Sommes-nous proches d’une société à la Minority Report ?

Une équipe de neuroscientifiques a réussi à identifier les intentions d’êtres humains juste avant qu’ils ne passent à l’acte. Menée par John-Dylan Haynes au sein des équipes de « Sciences cognitives » de l’Institut Max Planck, l’expérimentation consistait a demander à huit volontaires de décider – sans le dire – s’ils voulaient additionner, ou soustraire, les numéros qui allaient leur être présentés. En utilisant un scanner IRM pour identifier les zones actives de leurs cerveaux, et un logiciel pour les analyser, les chercheurs ont réussi à identifier, dans 70 % des cas, ce que les cobayes avaient effectivement décidé de faire. Le résultat détaillé de leurs recherches, Reading Hidden Intentions in the Human Brain, vient d’être publié dans la revue Current Biology.

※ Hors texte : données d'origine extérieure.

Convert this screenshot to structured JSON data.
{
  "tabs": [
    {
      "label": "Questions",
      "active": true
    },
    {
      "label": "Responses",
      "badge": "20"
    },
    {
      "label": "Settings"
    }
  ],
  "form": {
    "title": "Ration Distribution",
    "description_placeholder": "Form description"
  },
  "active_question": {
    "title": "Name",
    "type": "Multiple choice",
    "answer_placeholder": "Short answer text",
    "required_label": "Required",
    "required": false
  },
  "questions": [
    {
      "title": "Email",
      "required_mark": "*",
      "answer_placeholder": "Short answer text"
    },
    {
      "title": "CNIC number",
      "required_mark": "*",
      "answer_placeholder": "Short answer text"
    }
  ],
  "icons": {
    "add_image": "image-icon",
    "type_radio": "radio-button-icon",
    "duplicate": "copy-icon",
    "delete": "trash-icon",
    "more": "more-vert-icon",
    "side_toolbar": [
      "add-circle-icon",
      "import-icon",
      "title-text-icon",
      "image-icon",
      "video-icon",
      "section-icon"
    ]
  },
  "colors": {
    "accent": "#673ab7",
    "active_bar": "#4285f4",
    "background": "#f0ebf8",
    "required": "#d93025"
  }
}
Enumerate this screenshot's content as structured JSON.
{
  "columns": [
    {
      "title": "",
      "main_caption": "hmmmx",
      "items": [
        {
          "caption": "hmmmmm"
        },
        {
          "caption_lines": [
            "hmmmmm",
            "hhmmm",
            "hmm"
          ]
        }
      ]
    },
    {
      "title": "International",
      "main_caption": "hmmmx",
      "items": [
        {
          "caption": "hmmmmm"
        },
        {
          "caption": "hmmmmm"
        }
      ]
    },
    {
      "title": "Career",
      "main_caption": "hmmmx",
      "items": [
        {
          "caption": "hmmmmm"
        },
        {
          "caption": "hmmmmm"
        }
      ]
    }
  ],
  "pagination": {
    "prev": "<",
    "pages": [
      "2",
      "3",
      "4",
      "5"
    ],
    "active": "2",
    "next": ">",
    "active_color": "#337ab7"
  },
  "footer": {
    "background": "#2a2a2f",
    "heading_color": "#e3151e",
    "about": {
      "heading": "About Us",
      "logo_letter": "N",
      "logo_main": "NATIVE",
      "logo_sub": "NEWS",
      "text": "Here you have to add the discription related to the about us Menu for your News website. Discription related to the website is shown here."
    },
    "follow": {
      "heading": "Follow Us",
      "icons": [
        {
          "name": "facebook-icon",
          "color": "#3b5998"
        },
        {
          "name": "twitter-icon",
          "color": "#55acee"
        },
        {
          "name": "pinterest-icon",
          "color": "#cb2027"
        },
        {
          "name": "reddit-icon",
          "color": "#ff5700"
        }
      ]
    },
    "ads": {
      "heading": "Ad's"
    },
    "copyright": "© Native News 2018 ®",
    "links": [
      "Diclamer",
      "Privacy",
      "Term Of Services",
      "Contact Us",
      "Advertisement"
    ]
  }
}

Brain ScanLeur communiqué de presse avance que « c’est la première fois que l’on parvient à lire dans l’activité du cerveau la manière dont une personne a décider de se comporter dans le futur« . Dans le NewScientist, Haynes estime que ces recherches pourraient, un jour, permettre à des handicapés d’effectuer des tâches complexes à partir de leurs seules impulsions cérébrales. Ainsi, s’il est possible, aujourd’hui, de les aider à sélectionner des lettres au moyen d’un curseur contrôlé par la pensée, il suffirait simplement, à terme, de penser à une lettre voire, pourquoi pas, à un mot entier ou encore à une action à effectuer, pour qu’ils soit identifiés et reconnus comme tels.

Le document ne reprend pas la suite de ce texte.